Prince Amir Al Saud

System of Education in the Arab World

System of Education in the Arab World


Education is one of the essential factors in developing economies and wellbeing of nations. Education systems in the Arab World are far from impressive regardless of substantial increase in expenditures some Arab countries have invested during the last 20 years.


United Arab Emirates

In the UAE, Emiratis enjoy free education right from kindergarten all the way to a doctoral degree. Very few nations worldwide provide their citizens with complete education similar to what this Arab country does. The UAE government sent thousands of local students to foreign academic institutions for higher education overseas because post-secondary options in the Emirates were inadequate.

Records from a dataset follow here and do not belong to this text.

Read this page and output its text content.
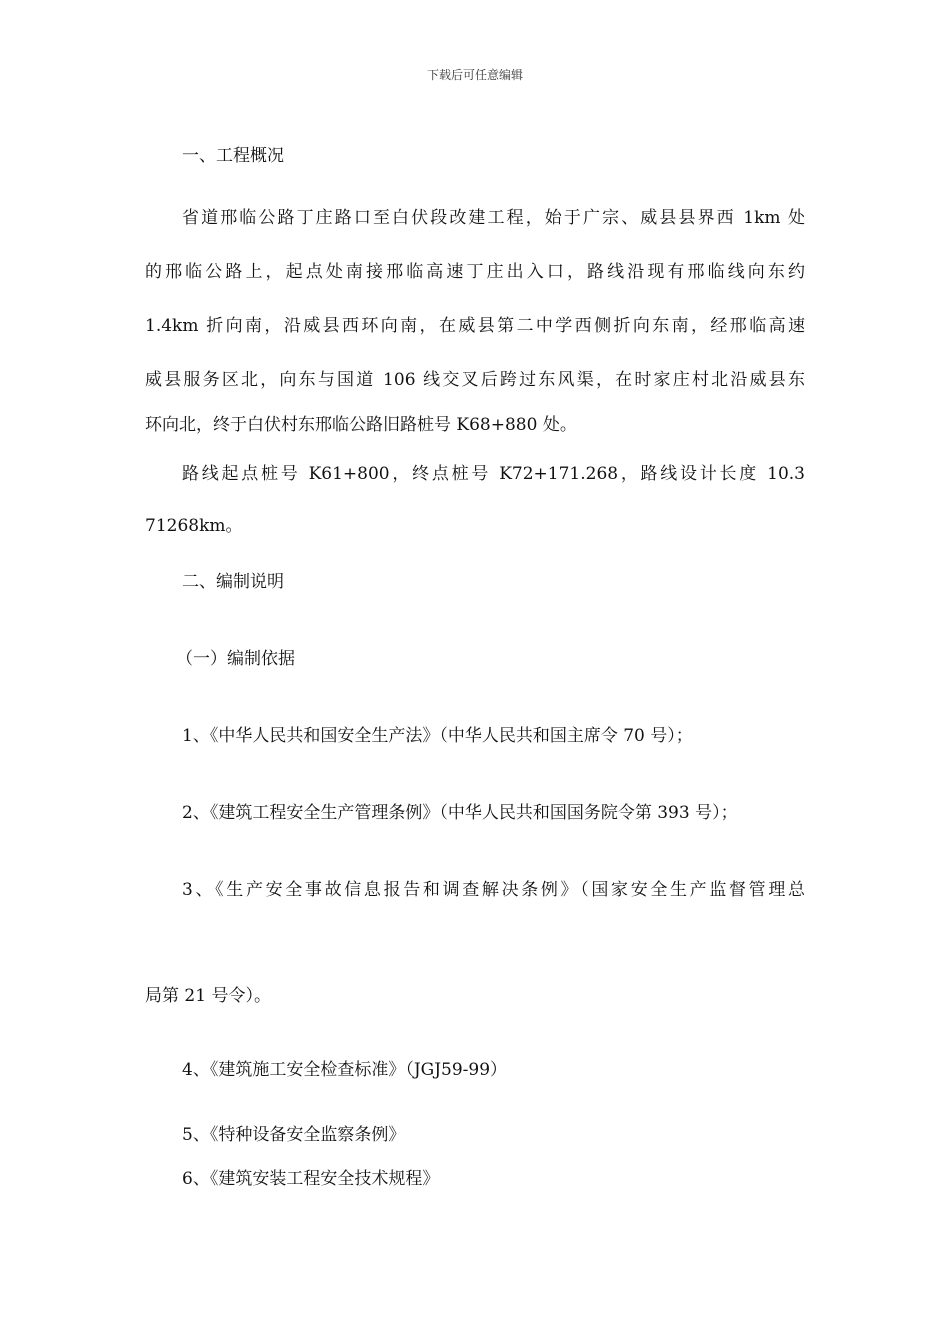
下载后可任意编辑
一、工程概况
省道邢临公路丁庄路口至白伏段改建工程，始于广宗、威县县界西 1km 处
的邢临公路上，起点处南接邢临高速丁庄出入口，路线沿现有邢临线向东约
1.4km 折向南，沿威县西环向南，在威县第二中学西侧折向东南，经邢临高速
威县服务区北，向东与国道 106 线交叉后跨过东风渠，在时家庄村北沿威县东
环向北，终于白伏村东邢临公路旧路桩号 K68+880 处。
路线起点桩号 K61+800，终点桩号 K72+171.268，路线设计长度 10.3
71268km。
二、编制说明
（一）编制依据
1、《中华人民共和国安全生产法》（中华人民共和国主席令 70 号）；
2、《建筑工程安全生产管理条例》（中华人民共和国国务院令第 393 号）；
3、《生产安全事故信息报告和调查解决条例》（国家安全生产监督管理总
局第 21 号令）。
4、《建筑施工安全检查标准》（JGJ59-99）
5、《特种设备安全监察条例》
6、《建筑安装工程安全技术规程》
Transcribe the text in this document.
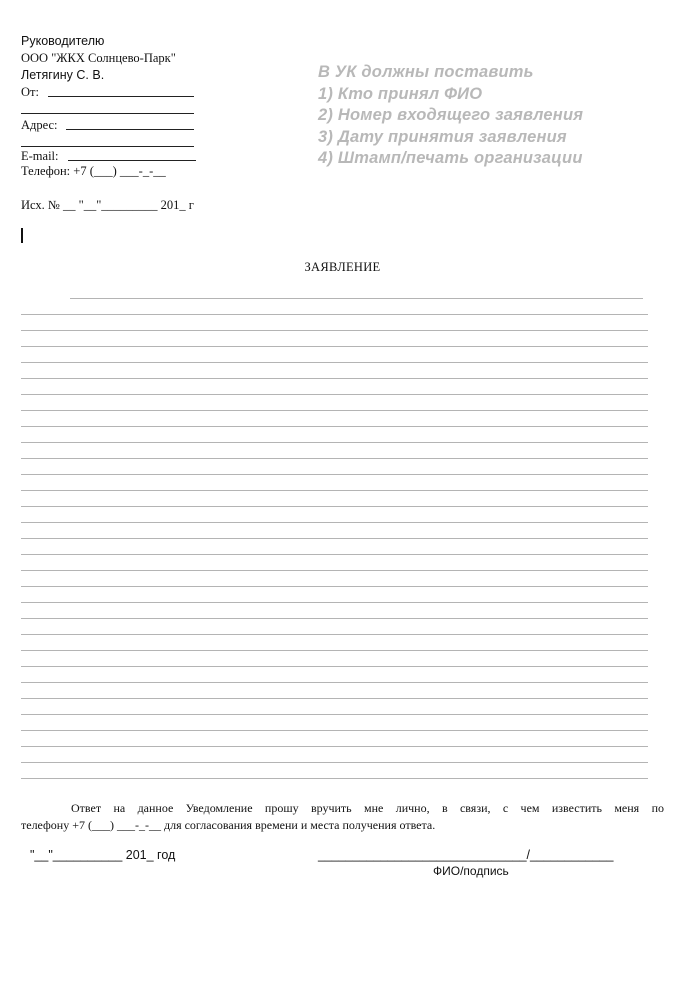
Руководителю
ООО "ЖКХ Солнцево-Парк"
Летягину С. В.
От:
Адрес:
E-mail:
Телефон: +7 (___) ___-_-__
Исх. № __ "__"_________ 201_ г
В УК должны поставить
1) Кто принял ФИО
2) Номер входящего заявления
3) Дату принятия заявления
4) Штамп/печать организации
ЗАЯВЛЕНИЕ
Ответ на данное Уведомление прошу вручить мне лично, в связи, с чем известить меня по
телефону +7 (___) ___-_-__ для согласования времени и места получения ответа.
"__"__________ 201_ год	______________________________/____________
ФИО/подпись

After this, it invested heavily to upgrade its system of higher education so UAE citizens can now earn university degrees in private and public institutions within the country. Private schools ensure that young people can get decent education and become adept in the English language. On the other hand, learners in public schools are quite limited in terms of studying English. Many families prefer private schools since private education is a guarantee their children will receive better edification.

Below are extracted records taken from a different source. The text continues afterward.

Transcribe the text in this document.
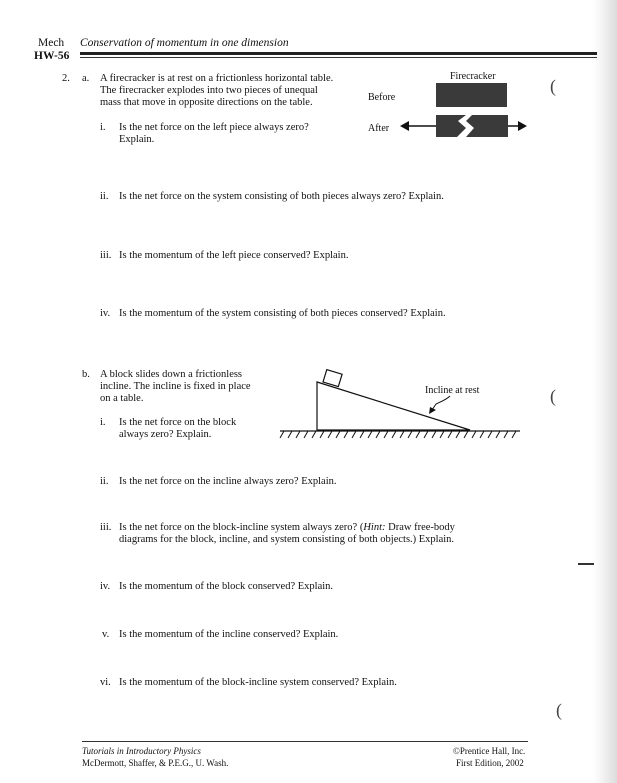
(
(
(
Mech
HW-56
Conservation of momentum in one dimension
2. a. A firecracker is at rest on a frictionless horizontal table.
The firecracker explodes into two pieces of unequal
mass that move in opposite directions on the table.
Firecracker
Before
After
i. Is the net force on the left piece always zero?
Explain.
ii. Is the net force on the system consisting of both pieces always zero? Explain.
iii. Is the momentum of the left piece conserved? Explain.
iv. Is the momentum of the system consisting of both pieces conserved? Explain.
b. A block slides down a frictionless
incline. The incline is fixed in place
on a table.
Incline at rest
i. Is the net force on the block
always zero? Explain.
ii. Is the net force on the incline always zero? Explain.
iii. Is the net force on the block-incline system always zero? (Hint: Draw free-body
diagrams for the block, incline, and system consisting of both objects.) Explain.
iv. Is the momentum of the block conserved? Explain.
v. Is the momentum of the incline conserved? Explain.
vi. Is the momentum of the block-incline system conserved? Explain.
Tutorials in Introductory Physics
McDermott, Shaffer, & P.E.G., U. Wash.
©Prentice Hall, Inc.
First Edition, 2002
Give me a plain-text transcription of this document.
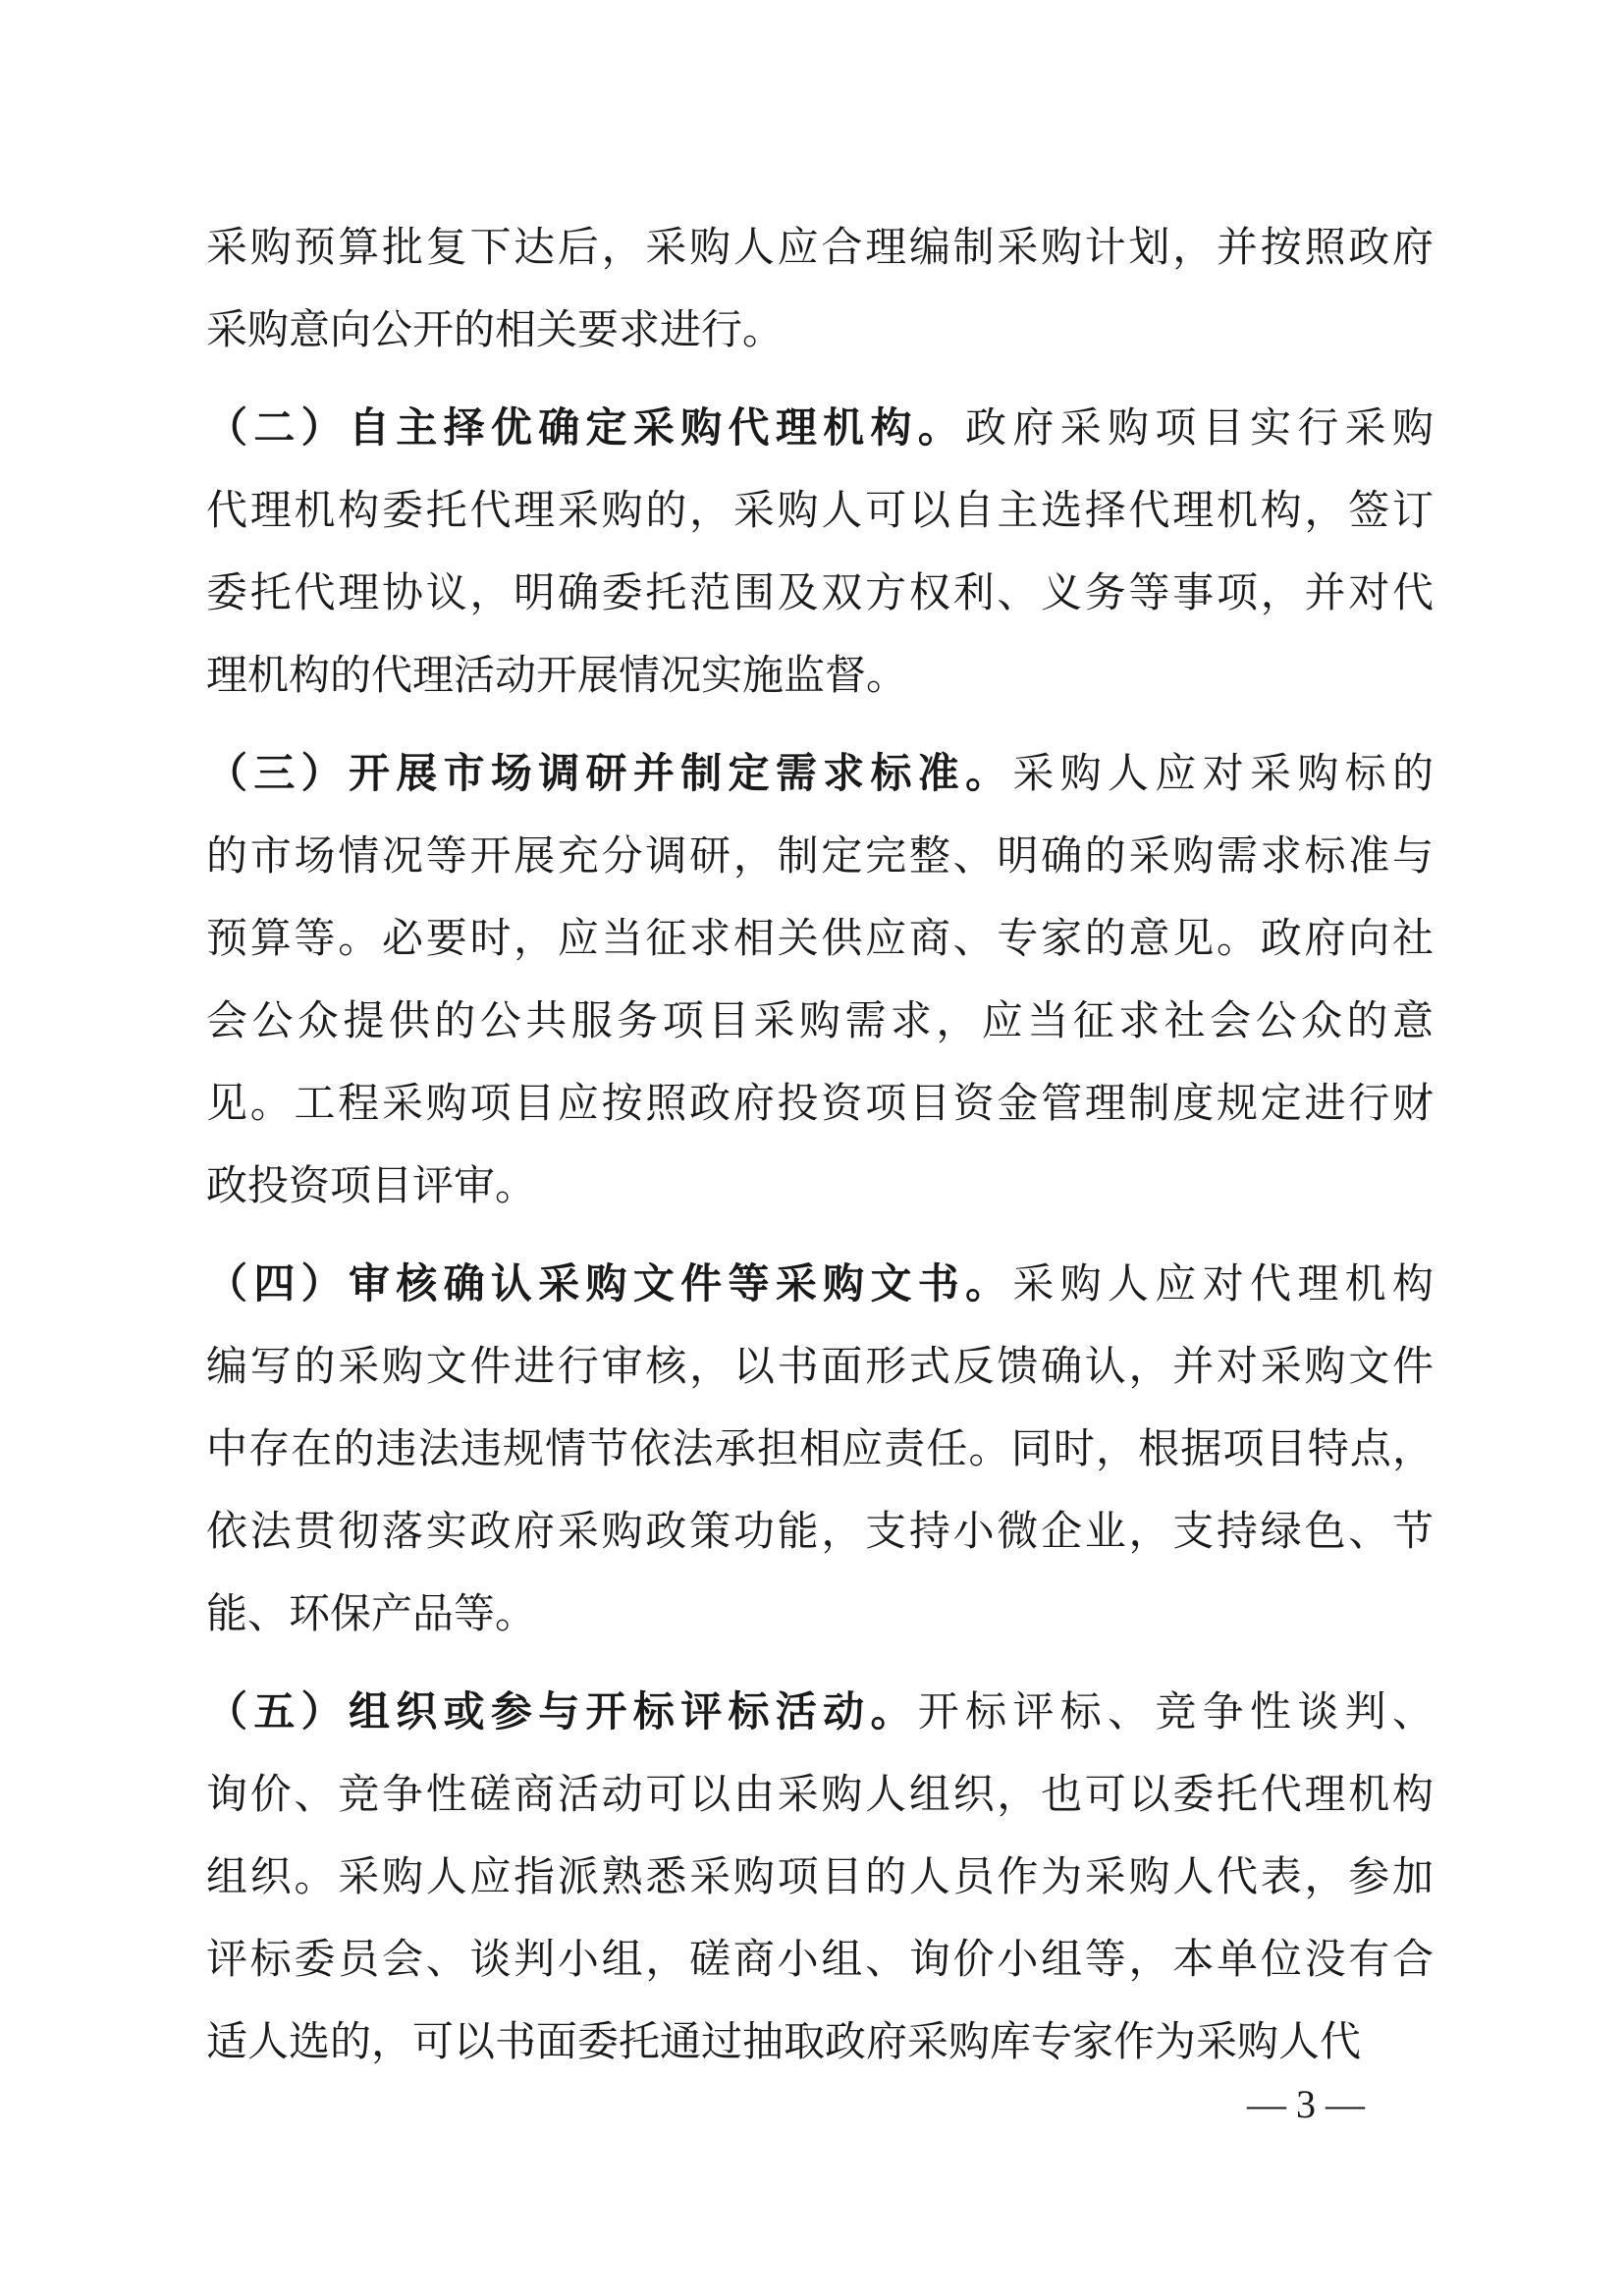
采购预算批复下达后，采购人应合理编制采购计划，并按照政府
采购意向公开的相关要求进行。
（二）自主择优确定采购代理机构。政府采购项目实行采购
代理机构委托代理采购的，采购人可以自主选择代理机构，签订
委托代理协议，明确委托范围及双方权利、义务等事项，并对代
理机构的代理活动开展情况实施监督。
（三）开展市场调研并制定需求标准。采购人应对采购标的
的市场情况等开展充分调研，制定完整、明确的采购需求标准与
预算等。必要时，应当征求相关供应商、专家的意见。政府向社
会公众提供的公共服务项目采购需求，应当征求社会公众的意
见。工程采购项目应按照政府投资项目资金管理制度规定进行财
政投资项目评审。
（四）审核确认采购文件等采购文书。采购人应对代理机构
编写的采购文件进行审核，以书面形式反馈确认，并对采购文件
中存在的违法违规情节依法承担相应责任。同时，根据项目特点，
依法贯彻落实政府采购政策功能，支持小微企业，支持绿色、节
能、环保产品等。
（五）组织或参与开标评标活动。开标评标、竞争性谈判、
询价、竞争性磋商活动可以由采购人组织，也可以委托代理机构
组织。采购人应指派熟悉采购项目的人员作为采购人代表，参加
评标委员会、谈判小组，磋商小组、询价小组等，本单位没有合
适人选的，可以书面委托通过抽取政府采购库专家作为采购人代
— 3 —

The government of Abu Dhabi started to overhaul its school structure in 2010 with the Abu Dhabi Educational Council taking the lead in educational transformation. This new model envisions bilingual mentors and teachers. An estimated Dh80, 000 is spent for every student included in the program. There have been good results so far with school children in the first Cycle (Grades 1 up to 5) as parents maintain their English improved remarkably.


Saudi Arabia

Saudi Arabia’s educational policy is meant to ensure that learning becomes highly efficient for its citizens. The government’s program also hopes to fulfill religious and socio-economic requirements of the nation as well as wipe out illiteracy among adults. Several government agencies are involved in planning, implementation and supervision of the overall public education platform in Saudi Arabia.

The Ministry of Education prescribes guidelines for the private and public educational system and administers special education for those with physical and mental disorders. Early in 2003 the General Presidency for Girls' Education was dissolved and its functions taken over by the Ministry, to administer the girls' schools and colleges, supervise kindergartens and nursery schools and sponsor literacy programs for females. On the other hand, the General Organization for Technical Education and Vocational Training implements and coordinates manpower development plans. This agency also manages educational training facilities. 


Despite the problems, the reformed public education system in the Kingdom resulted in significant transformations. The revised curriculum addresses the problem of repetitive teaching in public schools. The teacher has become a facilitator while lessons were packaged in a more coherent open approach that balances skills in reading, writing, speaking, and listening.



Qatar education is free. In public schools, students are even provided books and transportation which the government subsidizes.  The public school system of 12 years consists of six years (primary); three years (secondary); and, three years (tertiary). For the last 10 years, Qatar’s government implemented a cycle of reforms to prepare the youth for a knowledge-based economy. The other objective is to bring the country’s learning system at par with global parameters.


The major hindrance is language. Therefore, the country’s independent academic institutions and the nation’s biggest university shifted its primary language for instructions from English to Arabic. This was a turnaround from the ineffective order of the Supreme Education Council for schools to teach mathematics and science in English. One of the major issues confronting students studying in Arabic is the difficulty of being accepted in prominent international colleges and universities which were established in Qatar. The medium of instruction in these institutions is English.



There are more than 500,000 students attending Kuwaiti schools which make up roughly 30 percent of the whole population. The three levels are elementary, intermediate, and secondary with each one consisting of four years of study. Pupils in Kuwaiti schools study the English language starting in the second grade. School attendance is mandatory for all children between six and fourteen years old. Public education is free only for all Kuwaiti children. Many people send their kids to private schools. Some of foreign-sponsored institutions which are co-educational are BAYAN Bilingual School, American School of Kuwait, American International School, British School of Kuwait and French School.



The economic development program of Bahrain is anchored on six sectors. One of these sectors is education and training.  Bahrain’s educational system consists of nine years (basic education) which includes primary and intermediate stages followed by three years of secondary learning. Accelerated reforms in higher education continue with the introduction of principal strategic programs that will change the environment of higher education in Bahrain.


There are 22 Arab countries so approaches vary while problems are spread throughout different levels of education. The problems are accumulative over close to one century of educational history. Hence, an immediate and effective solution does not seem reasonable.